LETTER VI
IN WHICH I PUT ON THE GLAD RAGS
Dear Mom:
Well I am glad the family finds my letters interesting these things is sure different from anything that ever happened to me before and I guess to any girl from Camden New Jersey.
Well, I am having a funny time right now in the Elite Beauty Parlors. The girls is just ate up with curiosity they know I have got some big fellow on my string somebody seen me with him somewhere and they cant make out why I wont tell. They say I’m a boob to think I can hide him they will sure track him down but I just laugh at them. There is an extension phone in Madame Lafferty’s private office and whenever I am asked to the phone she is always listening in but all she hears is that a gentleman named Mr. Brown says for me to meet him at the usual place and that dont tell her much. Sometimes I write these little notes to you in between customers, and of course that intreegs the girls a lot too and Ada Huggins—her that has changed her name to Adaire the silly fool—she says, “What is it Mame are you writing your mamewars?” That is supposed to be smart but it aint so very.

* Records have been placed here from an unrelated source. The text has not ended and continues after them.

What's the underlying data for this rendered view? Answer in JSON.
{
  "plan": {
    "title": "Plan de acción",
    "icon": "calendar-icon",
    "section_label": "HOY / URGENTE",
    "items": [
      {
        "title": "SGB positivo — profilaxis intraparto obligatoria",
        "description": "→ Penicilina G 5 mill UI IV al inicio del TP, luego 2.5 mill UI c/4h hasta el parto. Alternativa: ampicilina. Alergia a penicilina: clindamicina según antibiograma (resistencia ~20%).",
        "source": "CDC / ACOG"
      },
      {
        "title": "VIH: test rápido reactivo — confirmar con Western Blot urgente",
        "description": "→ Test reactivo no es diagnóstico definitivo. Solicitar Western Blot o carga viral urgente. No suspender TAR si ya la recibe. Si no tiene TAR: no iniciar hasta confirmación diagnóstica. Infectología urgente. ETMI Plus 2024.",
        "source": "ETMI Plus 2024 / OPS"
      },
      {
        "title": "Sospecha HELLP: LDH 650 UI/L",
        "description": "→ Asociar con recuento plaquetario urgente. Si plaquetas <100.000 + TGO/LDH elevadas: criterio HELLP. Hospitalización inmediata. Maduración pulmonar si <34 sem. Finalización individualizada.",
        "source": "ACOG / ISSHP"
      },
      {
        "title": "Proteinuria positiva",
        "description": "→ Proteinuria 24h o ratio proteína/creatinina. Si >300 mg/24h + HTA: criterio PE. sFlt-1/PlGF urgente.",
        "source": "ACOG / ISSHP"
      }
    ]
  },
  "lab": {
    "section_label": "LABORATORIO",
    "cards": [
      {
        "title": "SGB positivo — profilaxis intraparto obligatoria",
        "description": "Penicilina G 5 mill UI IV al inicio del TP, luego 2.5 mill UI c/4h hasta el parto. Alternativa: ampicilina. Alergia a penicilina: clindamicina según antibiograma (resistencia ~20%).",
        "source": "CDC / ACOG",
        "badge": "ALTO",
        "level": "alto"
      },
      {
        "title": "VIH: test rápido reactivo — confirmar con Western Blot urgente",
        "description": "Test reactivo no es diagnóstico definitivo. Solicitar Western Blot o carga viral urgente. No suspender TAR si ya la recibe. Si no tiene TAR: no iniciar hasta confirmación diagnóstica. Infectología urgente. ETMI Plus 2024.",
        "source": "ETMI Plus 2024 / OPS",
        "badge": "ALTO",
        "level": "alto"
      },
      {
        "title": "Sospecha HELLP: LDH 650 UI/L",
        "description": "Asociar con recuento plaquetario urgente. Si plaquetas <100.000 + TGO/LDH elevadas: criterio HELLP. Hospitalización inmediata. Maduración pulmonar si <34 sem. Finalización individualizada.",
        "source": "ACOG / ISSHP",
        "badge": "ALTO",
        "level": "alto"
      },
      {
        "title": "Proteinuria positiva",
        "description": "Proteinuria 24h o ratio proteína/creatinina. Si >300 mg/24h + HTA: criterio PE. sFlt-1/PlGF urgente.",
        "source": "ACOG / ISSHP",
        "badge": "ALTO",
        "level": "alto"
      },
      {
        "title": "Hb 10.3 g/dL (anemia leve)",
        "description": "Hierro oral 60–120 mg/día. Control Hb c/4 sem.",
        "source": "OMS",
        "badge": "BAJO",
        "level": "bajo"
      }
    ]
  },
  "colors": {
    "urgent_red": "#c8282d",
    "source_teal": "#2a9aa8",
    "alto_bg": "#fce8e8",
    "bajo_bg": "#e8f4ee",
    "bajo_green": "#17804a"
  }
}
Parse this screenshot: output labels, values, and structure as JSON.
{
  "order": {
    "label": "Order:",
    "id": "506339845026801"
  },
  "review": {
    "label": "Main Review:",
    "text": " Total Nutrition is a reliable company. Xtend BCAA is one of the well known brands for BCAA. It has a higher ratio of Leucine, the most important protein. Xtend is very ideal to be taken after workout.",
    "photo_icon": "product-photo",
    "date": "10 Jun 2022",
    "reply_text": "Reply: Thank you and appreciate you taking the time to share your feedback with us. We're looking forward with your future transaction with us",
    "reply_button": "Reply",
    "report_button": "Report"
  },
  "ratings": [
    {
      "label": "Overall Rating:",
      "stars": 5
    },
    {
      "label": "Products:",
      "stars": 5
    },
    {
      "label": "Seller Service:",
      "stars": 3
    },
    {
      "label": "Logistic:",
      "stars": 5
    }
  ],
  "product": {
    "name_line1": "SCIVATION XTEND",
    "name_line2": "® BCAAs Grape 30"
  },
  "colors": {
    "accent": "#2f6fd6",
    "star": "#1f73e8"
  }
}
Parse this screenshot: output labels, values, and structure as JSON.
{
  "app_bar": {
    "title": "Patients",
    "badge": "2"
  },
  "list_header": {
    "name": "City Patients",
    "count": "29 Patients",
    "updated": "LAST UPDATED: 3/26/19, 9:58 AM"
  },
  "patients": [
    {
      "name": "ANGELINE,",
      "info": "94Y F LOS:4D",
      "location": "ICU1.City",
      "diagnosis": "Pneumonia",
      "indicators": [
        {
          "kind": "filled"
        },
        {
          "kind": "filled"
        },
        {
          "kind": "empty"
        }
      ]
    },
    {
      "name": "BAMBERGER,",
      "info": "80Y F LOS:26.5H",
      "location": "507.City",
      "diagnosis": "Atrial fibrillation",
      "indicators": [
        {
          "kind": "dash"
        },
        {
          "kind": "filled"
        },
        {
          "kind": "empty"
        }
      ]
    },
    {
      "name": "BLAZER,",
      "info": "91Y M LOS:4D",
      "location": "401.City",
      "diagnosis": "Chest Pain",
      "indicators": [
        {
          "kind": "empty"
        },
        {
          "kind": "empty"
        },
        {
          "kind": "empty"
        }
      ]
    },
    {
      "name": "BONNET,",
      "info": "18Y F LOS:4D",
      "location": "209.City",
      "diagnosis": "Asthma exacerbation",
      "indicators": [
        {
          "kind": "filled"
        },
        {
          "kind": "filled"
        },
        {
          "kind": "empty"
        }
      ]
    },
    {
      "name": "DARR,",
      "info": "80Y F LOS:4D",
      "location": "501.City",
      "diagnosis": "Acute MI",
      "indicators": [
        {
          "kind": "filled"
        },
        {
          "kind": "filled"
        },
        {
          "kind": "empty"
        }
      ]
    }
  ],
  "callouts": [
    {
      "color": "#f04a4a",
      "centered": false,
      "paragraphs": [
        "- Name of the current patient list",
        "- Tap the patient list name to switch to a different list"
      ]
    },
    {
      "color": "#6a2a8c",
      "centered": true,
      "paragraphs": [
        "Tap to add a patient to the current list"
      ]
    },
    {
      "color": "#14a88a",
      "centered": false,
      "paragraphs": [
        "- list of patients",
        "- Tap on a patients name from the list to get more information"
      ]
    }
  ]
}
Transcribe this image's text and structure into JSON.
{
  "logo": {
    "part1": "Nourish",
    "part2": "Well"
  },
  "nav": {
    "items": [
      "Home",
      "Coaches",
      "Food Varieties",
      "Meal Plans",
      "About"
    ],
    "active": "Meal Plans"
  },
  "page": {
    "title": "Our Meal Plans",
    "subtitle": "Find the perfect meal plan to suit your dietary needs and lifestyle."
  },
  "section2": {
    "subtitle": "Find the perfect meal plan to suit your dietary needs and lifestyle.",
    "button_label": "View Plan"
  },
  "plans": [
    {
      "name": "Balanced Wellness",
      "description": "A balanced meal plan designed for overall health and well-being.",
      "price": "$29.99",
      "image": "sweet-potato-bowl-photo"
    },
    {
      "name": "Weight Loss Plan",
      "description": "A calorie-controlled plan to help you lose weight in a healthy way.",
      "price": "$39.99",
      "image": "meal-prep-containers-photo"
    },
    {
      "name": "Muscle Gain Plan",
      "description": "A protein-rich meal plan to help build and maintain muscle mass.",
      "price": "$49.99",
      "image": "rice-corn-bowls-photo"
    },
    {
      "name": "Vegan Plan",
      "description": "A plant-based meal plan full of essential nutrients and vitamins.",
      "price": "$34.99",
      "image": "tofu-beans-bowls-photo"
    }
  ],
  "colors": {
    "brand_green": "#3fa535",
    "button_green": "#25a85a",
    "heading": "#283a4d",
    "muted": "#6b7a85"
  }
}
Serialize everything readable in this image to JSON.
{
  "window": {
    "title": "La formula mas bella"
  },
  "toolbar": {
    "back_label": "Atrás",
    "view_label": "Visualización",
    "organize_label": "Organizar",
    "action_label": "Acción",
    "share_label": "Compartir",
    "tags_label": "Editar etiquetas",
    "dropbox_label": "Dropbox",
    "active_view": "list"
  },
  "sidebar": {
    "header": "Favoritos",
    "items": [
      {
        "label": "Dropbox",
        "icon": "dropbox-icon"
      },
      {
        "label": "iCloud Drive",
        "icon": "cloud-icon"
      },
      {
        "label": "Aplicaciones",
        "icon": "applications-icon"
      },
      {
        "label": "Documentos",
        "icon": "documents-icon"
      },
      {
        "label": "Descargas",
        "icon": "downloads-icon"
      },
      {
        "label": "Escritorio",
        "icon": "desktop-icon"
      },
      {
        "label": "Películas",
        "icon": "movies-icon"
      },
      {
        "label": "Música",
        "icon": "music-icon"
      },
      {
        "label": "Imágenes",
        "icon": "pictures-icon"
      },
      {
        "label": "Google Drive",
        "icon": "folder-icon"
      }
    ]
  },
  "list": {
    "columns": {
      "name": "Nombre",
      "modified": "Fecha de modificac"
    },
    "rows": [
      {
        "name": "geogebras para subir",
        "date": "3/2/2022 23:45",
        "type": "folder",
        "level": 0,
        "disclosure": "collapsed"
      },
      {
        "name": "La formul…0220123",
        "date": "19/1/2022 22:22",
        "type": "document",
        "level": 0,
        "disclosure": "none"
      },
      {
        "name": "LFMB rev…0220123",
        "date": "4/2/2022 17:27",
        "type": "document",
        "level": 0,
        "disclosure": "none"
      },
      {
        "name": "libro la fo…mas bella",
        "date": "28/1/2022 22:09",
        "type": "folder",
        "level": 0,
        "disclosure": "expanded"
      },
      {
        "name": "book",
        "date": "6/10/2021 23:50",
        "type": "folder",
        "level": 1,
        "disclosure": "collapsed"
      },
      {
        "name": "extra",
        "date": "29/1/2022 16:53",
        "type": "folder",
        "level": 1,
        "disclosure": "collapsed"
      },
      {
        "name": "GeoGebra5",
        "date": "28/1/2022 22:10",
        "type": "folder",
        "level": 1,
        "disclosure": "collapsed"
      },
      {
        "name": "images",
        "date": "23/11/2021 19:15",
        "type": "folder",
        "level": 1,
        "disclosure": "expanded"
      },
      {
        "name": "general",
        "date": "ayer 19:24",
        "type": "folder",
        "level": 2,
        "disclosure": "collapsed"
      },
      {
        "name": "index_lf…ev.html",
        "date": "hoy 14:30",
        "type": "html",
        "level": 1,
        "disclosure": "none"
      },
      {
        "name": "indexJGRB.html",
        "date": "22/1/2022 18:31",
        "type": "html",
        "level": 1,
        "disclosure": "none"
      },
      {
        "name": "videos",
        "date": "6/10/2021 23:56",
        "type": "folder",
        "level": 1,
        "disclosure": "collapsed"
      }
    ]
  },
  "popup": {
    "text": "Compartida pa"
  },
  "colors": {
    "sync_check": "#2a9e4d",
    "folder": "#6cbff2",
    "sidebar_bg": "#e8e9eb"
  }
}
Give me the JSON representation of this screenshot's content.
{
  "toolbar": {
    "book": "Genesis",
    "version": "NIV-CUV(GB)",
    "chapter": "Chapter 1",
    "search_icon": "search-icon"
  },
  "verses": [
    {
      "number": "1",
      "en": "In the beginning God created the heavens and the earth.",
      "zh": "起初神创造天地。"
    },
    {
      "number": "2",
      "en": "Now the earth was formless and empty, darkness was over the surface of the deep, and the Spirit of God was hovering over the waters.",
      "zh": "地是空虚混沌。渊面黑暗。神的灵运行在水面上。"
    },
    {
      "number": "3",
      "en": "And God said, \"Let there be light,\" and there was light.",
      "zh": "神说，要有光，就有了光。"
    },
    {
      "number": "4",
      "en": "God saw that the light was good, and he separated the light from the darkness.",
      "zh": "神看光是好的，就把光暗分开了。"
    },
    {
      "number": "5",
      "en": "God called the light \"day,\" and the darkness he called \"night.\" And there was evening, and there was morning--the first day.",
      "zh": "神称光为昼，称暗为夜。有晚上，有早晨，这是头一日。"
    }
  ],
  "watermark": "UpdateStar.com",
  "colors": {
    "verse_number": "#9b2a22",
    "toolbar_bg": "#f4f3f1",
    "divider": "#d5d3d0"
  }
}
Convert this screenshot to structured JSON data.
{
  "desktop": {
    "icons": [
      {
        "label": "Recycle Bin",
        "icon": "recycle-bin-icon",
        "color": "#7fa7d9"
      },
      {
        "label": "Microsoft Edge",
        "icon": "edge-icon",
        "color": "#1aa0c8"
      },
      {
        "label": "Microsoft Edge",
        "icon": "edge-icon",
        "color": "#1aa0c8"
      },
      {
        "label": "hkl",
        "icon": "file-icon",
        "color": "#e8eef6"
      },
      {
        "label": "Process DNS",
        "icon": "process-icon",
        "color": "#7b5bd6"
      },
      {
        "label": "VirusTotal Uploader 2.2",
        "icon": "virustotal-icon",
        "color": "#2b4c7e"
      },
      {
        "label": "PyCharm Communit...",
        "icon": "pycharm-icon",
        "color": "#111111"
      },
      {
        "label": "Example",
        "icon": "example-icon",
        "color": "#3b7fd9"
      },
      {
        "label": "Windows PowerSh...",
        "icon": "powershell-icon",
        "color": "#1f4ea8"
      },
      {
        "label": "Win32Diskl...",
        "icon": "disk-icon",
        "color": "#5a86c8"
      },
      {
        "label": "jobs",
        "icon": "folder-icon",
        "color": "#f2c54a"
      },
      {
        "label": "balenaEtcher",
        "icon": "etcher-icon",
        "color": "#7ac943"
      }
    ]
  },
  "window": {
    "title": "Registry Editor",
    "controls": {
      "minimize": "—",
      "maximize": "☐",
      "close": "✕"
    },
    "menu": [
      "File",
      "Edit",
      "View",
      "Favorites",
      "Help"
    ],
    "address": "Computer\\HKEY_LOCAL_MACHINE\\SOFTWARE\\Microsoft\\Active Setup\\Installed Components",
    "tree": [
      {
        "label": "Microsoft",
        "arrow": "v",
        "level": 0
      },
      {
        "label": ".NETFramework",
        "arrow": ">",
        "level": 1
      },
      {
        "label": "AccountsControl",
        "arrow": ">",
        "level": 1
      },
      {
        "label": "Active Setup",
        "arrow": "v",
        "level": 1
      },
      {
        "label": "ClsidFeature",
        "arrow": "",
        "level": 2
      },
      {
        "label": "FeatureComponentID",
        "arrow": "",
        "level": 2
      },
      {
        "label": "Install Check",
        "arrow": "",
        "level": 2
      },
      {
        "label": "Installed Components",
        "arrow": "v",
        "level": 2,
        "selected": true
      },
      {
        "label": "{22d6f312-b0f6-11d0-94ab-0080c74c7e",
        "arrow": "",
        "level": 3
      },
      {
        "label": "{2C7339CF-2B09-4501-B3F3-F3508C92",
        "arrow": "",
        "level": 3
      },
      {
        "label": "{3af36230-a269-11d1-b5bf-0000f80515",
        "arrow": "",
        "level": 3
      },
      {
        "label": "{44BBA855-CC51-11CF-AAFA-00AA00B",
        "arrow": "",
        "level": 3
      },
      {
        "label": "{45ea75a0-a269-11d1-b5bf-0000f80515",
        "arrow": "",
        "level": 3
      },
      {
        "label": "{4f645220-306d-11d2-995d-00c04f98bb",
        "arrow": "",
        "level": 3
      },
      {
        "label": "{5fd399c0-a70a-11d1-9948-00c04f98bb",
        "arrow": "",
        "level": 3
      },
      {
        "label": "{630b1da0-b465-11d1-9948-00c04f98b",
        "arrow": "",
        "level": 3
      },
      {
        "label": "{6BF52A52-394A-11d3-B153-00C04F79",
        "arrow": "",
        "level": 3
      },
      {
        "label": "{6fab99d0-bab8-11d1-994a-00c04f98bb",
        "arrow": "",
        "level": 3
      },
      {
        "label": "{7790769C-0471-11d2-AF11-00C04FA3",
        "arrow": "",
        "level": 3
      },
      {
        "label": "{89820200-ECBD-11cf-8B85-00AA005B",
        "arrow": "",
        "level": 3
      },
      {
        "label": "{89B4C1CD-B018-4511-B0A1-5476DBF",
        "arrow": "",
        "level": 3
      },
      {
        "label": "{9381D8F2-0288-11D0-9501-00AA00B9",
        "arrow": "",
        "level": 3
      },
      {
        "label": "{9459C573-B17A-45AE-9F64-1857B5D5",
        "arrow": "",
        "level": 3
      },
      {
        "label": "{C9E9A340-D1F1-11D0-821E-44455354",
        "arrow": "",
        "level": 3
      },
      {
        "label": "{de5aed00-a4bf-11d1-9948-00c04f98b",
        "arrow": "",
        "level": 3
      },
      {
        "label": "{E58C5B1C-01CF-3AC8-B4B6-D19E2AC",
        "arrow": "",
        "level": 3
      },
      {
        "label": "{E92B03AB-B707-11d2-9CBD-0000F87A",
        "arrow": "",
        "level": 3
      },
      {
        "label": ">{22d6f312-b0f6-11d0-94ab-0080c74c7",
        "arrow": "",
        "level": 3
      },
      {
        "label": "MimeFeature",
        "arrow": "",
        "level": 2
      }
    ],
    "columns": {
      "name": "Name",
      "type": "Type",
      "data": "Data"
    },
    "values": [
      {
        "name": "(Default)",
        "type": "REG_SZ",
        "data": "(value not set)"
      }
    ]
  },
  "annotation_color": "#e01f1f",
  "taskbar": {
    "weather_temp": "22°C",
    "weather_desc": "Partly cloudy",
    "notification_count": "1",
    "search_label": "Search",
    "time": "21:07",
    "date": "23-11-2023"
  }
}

Well just now the phone rung and it was Mr. Edgerton, and he asked me if I could get off at five this afternoon and meet him and of course that wasnt easy because it is our busiest hour but he said it was a very urgent matter so I said I would try my best to be there. And then I went to ask the Madame and gee she was sour she says, “What is this that I am running a beauty parlor or a date ranch?” You see she pretends the girls aint supposed to meet the customers outside but gee what a howl there would be if I was to ask for enough wages to buy my own dinners! And we all know she goes out herself and meets a gent with a glass in one eye and his hair plastered over his bald head, he calls himself Count Skrimsky but I’m telling you he’s no count in any way you mean it. Well I says she can dock my pay or I’ll stay two hours of my afternoon off and then she tries to find out who is the gentleman and I tell her it is a government matter and I have been forbid to say and you can imagine how much pleased that makes her!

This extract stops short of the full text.